Einfach Super   weiter so
Ich freu mich für euch 
Super gemacht, schön das  es auch Erfolge zu feiern gibt.

Gruss aus der Vorderpfalz Patrick


----------



## rainthanner (17. März 2012)

*AW: Schock beim Anblick*

Hallo, 
Salzgehalt noch etwas halten und dann langsam aussalzen. 
Die eingefallenen Augen zeigen, dass es den Fisch heftiger erwischt hat, als man auf den ersten Blick ahnt. Der ist leider noch lange nicht über den Berg. 
Er muss demnächst fressen, sonst .... 

Gruß Rainer


----------



## Joerg (17. März 2012)

*AW: Schock beim Anblick*

Hallo Rainer,
toll, dass du dich dazu auch gemeldet hast. 
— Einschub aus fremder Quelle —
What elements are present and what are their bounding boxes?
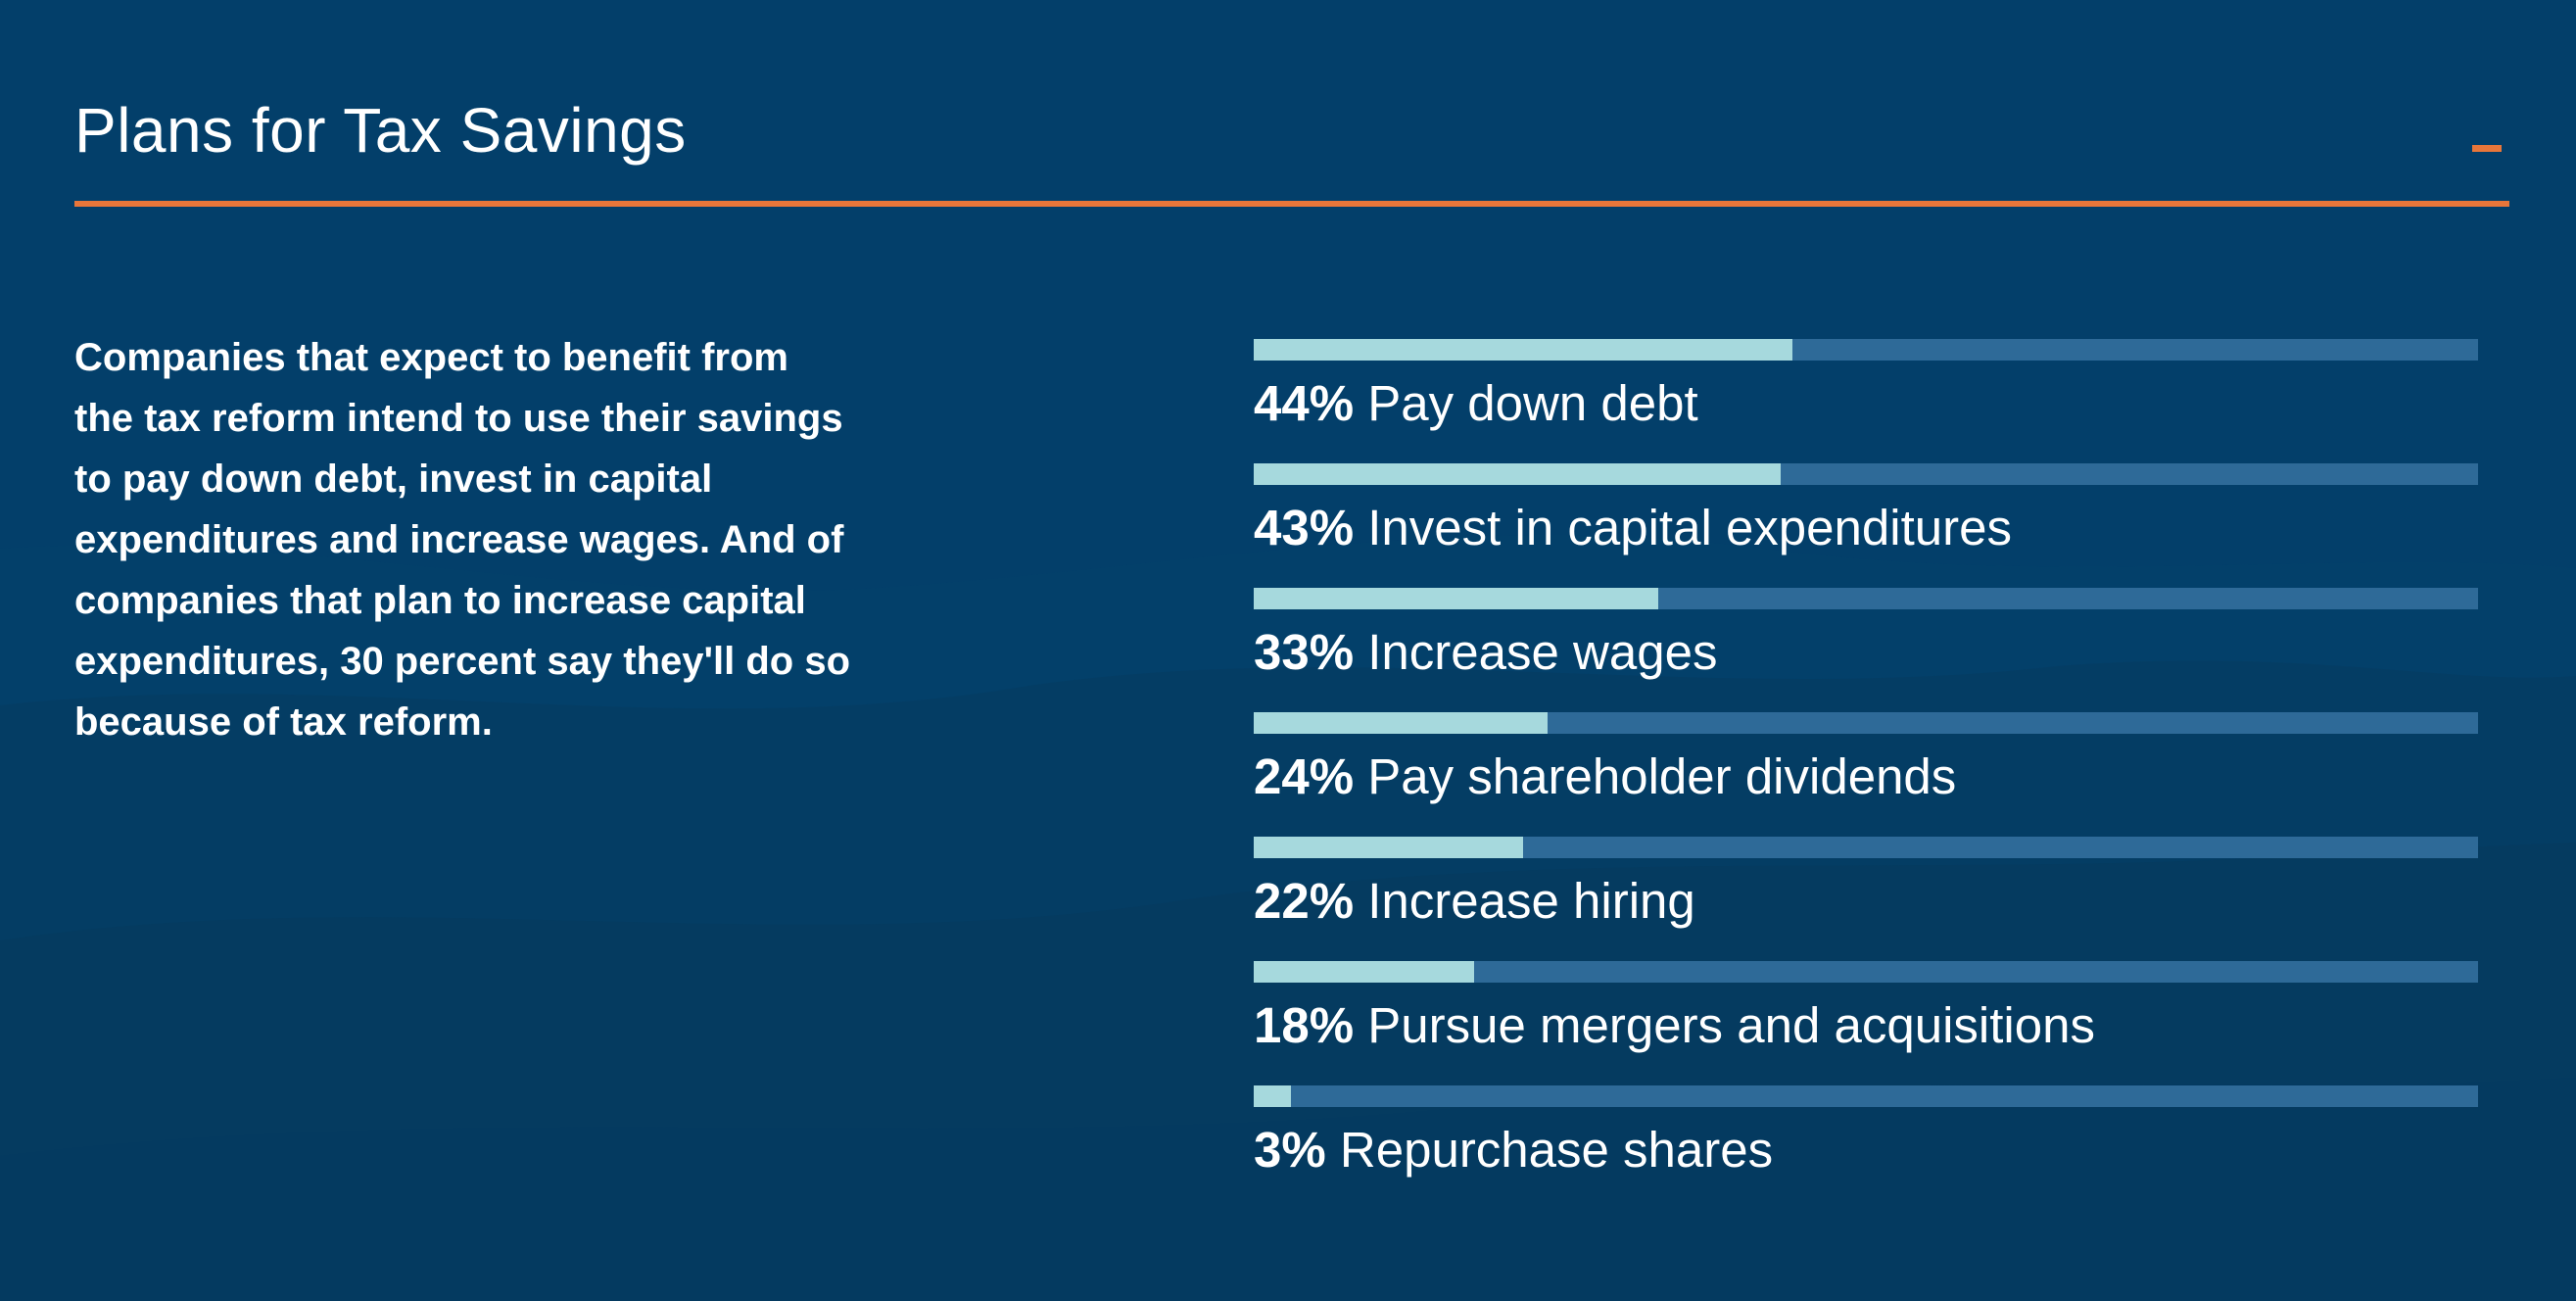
data-label: 22% [1254,873,1355,929]
header-divider [74,201,2509,207]
savings-bar-chart: 44% Pay down debt 43% Invest in capital e… [1254,339,2478,1210]
bar-track [1254,712,2478,734]
bar [1254,961,1474,983]
bar-row: 3% Repurchase shares [1254,1085,2478,1210]
category-label: Invest in capital expenditures [1367,500,2012,555]
category-label: Pursue mergers and acquisitions [1367,997,2095,1053]
data-label: 33% [1254,624,1355,680]
category-label: Pay shareholder dividends [1367,748,1957,804]
bar-track [1254,837,2478,858]
bar-track [1254,463,2478,485]
bar [1254,712,1548,734]
bar-row: 24% Pay shareholder dividends [1254,712,2478,837]
bar-track [1254,339,2478,361]
category-label: Increase wages [1367,624,1718,680]
bar [1254,339,1792,361]
bar-label: 44% Pay down debt [1254,374,1698,432]
bar-row: 44% Pay down debt [1254,339,2478,463]
bar [1254,837,1523,858]
bar [1254,588,1658,609]
data-label: 24% [1254,748,1355,804]
data-label: 18% [1254,997,1355,1053]
collapse-button[interactable] [2443,116,2502,174]
bar-row: 33% Increase wages [1254,588,2478,712]
bar-row: 18% Pursue mergers and acquisitions [1254,961,2478,1085]
bar-label: 22% Increase hiring [1254,872,1695,930]
description-text: Companies that expect to benefit from th… [74,336,851,744]
minus-icon [2472,145,2502,152]
bar-track [1254,588,2478,609]
bar-row: 22% Increase hiring [1254,837,2478,961]
panel-header[interactable]: Plans for Tax Savings [74,86,2509,204]
panel-title: Plans for Tax Savings [74,95,687,166]
bar [1254,463,1781,485]
bar-row: 43% Invest in capital expenditures [1254,463,2478,588]
bar-label: 24% Pay shareholder dividends [1254,747,1956,805]
category-label: Repurchase shares [1339,1122,1774,1178]
bar [1254,1085,1291,1107]
bar-label: 33% Increase wages [1254,623,1717,681]
data-label: 3% [1254,1122,1326,1178]
category-label: Pay down debt [1367,375,1698,431]
bar-label: 43% Invest in capital expenditures [1254,499,2012,556]
bar-label: 18% Pursue mergers and acquisitions [1254,996,2095,1054]
data-label: 44% [1254,375,1355,431]
bar-label: 3% Repurchase shares [1254,1121,1773,1179]
bar-track [1254,961,2478,983]
data-label: 43% [1254,500,1355,555]
category-label: Increase hiring [1367,873,1695,929]
bar-track [1254,1085,2478,1107]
Wie sieht es denn mit der optimalen Temperatur in so einem Fall aus?


----------



## Vera44 (17. März 2012)

*AW: Schock beim Anblick*

Hallo Rainer!

Ich wollte ihn nach Stand jetzt 8 Tage, also bis Mittwoch im Salzbad lassen. Ich weiß aber nicht wie ich es mit dem Aussalzen machen muß. Ich hoffe der Junge bekommt bald Hunger.
Munter ist er jedenfalls.


----------



## Joerg (17. März 2012)

*AW: Schock beim Anblick*

Hi Vera,
ich denke auch der braucht noch deutlich länger zum gesunden. 
Meinen Patienten letztes Jahr hatte ich 6 Wochen in Spezialbehandlung.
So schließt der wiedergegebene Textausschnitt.